On the wires: JD Logistics plummets – are you watching De Well?
Evolution of the species
Chinese e-commerce giant JD.com has focused on cold chain fresh food deliveries as its next major growth market.
The Fortune 500 company has invested heavily to develop warehousing and distribution networks across China, spurning the traditional third-party delivery model, and is the biggest operator in online direct sales in China, and the second-largest in the world, after Amazon.
“In categories like mobile phones, laptops, baby formula and FMCG, we’re number-one all over China; and now, even though it’s currently a relatively tiny market, we believe we can replicate the success in fresh foods,” said Clark Meng, JD.com’s director of global sourcing, fresh business unit.
According to Mr Meng, cold chain e-commerce is still very new and has tremendous potential, considering only 3% of China’s $2 trillion fresh produce market is generated from online purchases.
Speaking at Cool Logistics Asia in Hong Kong last week, Mr Meng said there were around 5,000 online retailers doing fresh business in China, but that number had fallen from 10,000 within the past couple of years because high last-mile logistics costs were eliminating profit margins.
“Unfortunately, we will see only a small portion being successful in the end. We aren’t making money yet, and actually the average online fresh profit is about minus-35%.”
Mr Meng says the main pain points for cold chain e-commerce are a lack of storage facilities, high execution costs and inefficient quality control which leads to poor customer experience.
Indeed, having previously experienced frequent customer complaints of late deliveries, broken packages and a lack of communication from delivery drivers, JD.com now offers four delivery time slots for fresh foods every day.
Furthermore, the retailer has invested in regional distribution centres, a network of 6,000 small delivery stations and thousands of hi-tech portable coolers. Two pesticide control labs and quality control facilities have been built in Beijing and Guangzhou, with another near Shanghai on the way.

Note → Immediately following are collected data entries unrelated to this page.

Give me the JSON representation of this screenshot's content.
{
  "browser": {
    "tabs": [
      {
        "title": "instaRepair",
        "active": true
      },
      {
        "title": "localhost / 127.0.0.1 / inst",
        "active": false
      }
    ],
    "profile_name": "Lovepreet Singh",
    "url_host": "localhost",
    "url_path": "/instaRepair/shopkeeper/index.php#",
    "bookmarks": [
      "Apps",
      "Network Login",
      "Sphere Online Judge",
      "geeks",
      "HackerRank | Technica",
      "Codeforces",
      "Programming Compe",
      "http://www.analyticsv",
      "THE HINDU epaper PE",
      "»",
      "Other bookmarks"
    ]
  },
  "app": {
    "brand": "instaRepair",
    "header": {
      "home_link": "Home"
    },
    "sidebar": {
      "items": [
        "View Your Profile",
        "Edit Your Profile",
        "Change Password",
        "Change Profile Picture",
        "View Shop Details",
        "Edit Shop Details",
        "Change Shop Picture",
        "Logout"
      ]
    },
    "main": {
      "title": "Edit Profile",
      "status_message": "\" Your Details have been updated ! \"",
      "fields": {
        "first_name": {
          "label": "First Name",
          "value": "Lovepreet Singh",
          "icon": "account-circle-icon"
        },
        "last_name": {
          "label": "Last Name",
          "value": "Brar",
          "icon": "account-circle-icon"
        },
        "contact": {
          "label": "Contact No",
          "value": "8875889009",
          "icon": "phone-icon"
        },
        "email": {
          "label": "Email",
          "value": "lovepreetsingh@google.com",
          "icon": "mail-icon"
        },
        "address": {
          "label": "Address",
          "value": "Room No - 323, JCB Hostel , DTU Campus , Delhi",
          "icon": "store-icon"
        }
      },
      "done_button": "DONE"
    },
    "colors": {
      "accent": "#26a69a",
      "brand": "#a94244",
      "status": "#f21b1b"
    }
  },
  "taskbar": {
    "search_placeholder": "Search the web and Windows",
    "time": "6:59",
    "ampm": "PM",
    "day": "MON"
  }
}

Investing in human resources has been another key strategy, with around half of JD.com’s 113,000 employees working in warehousing and last-mile delivery operations. Delivery drivers use popular mobile messaging app WeChat to communicate directly with customers.
“We pay them well and they are paid bonuses on performance, related to the number of deliveries completed and customer satisfaction,” said Mr Meng.
The investments appear to be paying off.
“We’ve been building up our competitive advantage to make deliveries very fast and, as a result, we’re already saving 10-15% via the investments we’ve made in our warehousing management and last-mile delivery operations.”
Recent successes include selling 10,000 live lobsters imported from Canada, and a campaign which resulted in selling “millions” of live crabs online in one day, after being transported over a distance of 1,251km from source to delivery in Beijing.
“That’s the power of the internet and the capability we have,” added Mr Meng.
Interestingly, he said mobile orders accounted for 80% of fresh purchases, a category which includes frozen and chilled meat, live seafood, fruits, vegetables, juice and ice cream. Fresh food currently accounts for less than 1% of JD.com’s $77bn turnover.